Die Kunstgeschichte kennt kaum einen Maler
von Rang, der sich nicht in Stilleben versucht
hätte. So sehen wir auch Rhein seit seinen ersten
Anfängen bemüht, die Vorteile, die es
bietet, für die Malerei auszunutzen. Er hat
Stilleben von hinreißender Schönheit gemalt,
an denen man höchstens aussetzen kann, daß
sie zu viel Geschmack verraten. Wie da eine
Schale von irisblauer Färbung in einem Bilde
von Rhein gegen eine gelbe Vase steht, und
wie Schale und Vase mit ein paar weißen Tulpen
oder einem braunen Seidenschal farbig
zusammengefaßt werden, das läßt sich mit
Worten überhaupt nicht ausdrücken.
Von jeher hatte Rhein dem Bildnis Beachtung
geschenkt; im Laufe der letzten Jahre ist es
zu dem bevorzugtesten Gebiet seiner Tätigkeit
geworden, und fast auf keiner großen Ausstellung
fehlt mehr ein Porträt von seiner Hand. Dabei
hat er sich nie dazu hergegeben, dem Geschmack
des breiten Publikums gefällig zu sein. Von
dem sich weltmännisch gebärdenden Snobismus
bestimmter Kreise hält er sich glücklicherweise
ebenso weit entfernt wie von Modeströmungen,
politischen Rücksichten und wie die schönen
Dinge heißen, die zwar auf die Entwicklung der
Kunst einwirken, innerlich jedoch mit ihr nicht
das mindeste zu tun haben. Was aber besonders
wichtig erscheint: Rhein, der als Maler dem
Impressionismus die fruchtbarsten Anregungen
und die nachhaltigste Förderung verdankt, läßt
den Impressionismus beim Porträt außer Betracht
. Er hat erkannt, daß das Bildnis nicht
eine rein malerische, sondern eine Angelegenheit
ist, die den ganzen Menschen angeht.
Objektiv zu sein mit Bezug auf die Persönlichkeit
des Darzustellenden, subjektiv im Hinblick
auf den Maler — zwischen diesen beiden
Forderungen trachtet er einen Ausgleich herzustellen
, und er versucht dies auf seine ganz
persönliche Art. Wer Rhein kennt, schätzt die
Gradheit seines Charakters und die Vornehmheit
seines Wesens. Die beiden Eigenschaften, die
auch das äußere Bild des Mannes kennzeichnen,
prägen sich auch in seinen Bildnissen aus. Hier
waltet ein bewußter Wille. Rhein malt nur solche
Menschen, zu denen er sich durch geistige Verwandtschaft
hingezogen fühlt, und das sind Leute
mit innerer und äußerer Kultur. Wo er ferner
Charaktere mit Zügen seiner eigenen Persönlichkeit
wiederfindet, entsteht ein Typus, den
man den Rheinschen Typus nennen kann. Dieser
Typus verkörpert in der Zusammenfassung von
Vertretern verschiedener Klassen und Berufsstände
eine Schicht, der die Wirklichkeit nichts
ganz Gleiches an die Seite zu setzen vermag.
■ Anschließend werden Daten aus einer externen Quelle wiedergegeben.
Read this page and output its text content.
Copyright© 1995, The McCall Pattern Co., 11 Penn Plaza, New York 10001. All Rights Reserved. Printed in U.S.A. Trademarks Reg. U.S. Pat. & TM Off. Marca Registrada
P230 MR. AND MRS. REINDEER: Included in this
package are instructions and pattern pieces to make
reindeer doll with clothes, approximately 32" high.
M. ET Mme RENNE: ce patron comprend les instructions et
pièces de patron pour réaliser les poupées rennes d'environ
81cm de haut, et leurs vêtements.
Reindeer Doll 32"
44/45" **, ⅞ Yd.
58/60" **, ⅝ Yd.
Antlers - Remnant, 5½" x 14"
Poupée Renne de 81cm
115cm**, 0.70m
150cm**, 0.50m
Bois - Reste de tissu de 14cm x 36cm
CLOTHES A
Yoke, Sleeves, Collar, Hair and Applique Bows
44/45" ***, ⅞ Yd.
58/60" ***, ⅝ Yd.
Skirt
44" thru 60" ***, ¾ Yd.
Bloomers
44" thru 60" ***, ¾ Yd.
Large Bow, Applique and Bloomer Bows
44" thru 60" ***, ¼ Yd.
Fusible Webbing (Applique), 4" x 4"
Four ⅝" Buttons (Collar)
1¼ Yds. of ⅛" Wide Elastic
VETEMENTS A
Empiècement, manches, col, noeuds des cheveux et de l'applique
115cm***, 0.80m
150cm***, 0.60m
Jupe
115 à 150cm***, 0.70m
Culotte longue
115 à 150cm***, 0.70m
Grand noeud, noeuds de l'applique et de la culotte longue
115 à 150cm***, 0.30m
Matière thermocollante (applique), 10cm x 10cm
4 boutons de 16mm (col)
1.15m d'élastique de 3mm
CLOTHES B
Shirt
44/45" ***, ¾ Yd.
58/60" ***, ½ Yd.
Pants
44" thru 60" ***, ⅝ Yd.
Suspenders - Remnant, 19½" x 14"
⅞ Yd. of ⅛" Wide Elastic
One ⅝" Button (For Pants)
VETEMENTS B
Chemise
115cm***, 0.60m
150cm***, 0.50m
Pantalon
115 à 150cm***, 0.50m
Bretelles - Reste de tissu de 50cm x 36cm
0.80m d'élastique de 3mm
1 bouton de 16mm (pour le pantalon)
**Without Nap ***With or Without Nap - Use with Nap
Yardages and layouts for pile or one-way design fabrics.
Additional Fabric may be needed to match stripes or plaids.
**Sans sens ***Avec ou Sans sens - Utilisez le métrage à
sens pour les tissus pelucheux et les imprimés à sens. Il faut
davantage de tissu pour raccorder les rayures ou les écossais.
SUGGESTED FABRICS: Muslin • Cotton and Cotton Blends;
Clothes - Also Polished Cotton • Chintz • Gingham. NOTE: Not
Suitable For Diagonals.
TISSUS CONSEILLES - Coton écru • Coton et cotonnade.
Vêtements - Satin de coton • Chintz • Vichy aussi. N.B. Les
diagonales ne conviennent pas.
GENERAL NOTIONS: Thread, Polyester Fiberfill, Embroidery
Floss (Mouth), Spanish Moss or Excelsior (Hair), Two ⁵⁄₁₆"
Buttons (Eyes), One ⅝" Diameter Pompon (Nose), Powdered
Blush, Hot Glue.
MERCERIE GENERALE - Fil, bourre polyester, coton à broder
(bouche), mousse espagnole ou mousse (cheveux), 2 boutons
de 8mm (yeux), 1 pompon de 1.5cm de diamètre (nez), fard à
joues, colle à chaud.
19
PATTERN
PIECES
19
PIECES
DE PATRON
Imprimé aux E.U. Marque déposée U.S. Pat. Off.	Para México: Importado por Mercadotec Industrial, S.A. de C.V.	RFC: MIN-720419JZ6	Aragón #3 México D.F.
Wenn man hieran festhält, mag man Rhein
den Maler der Aristokratie nennen. Rheins
Bildnisse würden freilich den Beifall, den sie,
wie unlängst wieder in München, gefunden
haben, nicht erregen, wenn nicht ihre Malerei
auf der Höhe ihrer geistigen Auffassung stünde,
und sich diese Malerei nicht wiederum den
Forderungen fügen würde, die sich für den
Raumausschnitt, für die Wahl des Hintergrundes
, für seine größere oder geringere Gegenständlichkeit
aus der jeweiligen Aufgabe ergeben
. Aus seinem sicheren künstlerischen Gefühl
heraus findet Rhein das richtige Format und
die passende „Räumlichkeit", auch wenn er
sich darauf beschränkt, dem Hintergrund eine
neutrale Gestalt zu geben. Je weiter der Maler
fortschreitet, desto ausdrucksvoller wird er in
der Farbe. Im allgemeinen gibt sich die Absicht
kund, mit wenig Farben eine möglichst reiche
Wirkung zu erzielen. Wo in einem fast monochromen
Grau als herrschendem Grundton eine
leuchtende Farbe, etwa Rot oder Gelb, aufblitzt
, pflegt die Wirkung am stärksten, das
Kolorit des ganzen Bildes am schönsten zu sein.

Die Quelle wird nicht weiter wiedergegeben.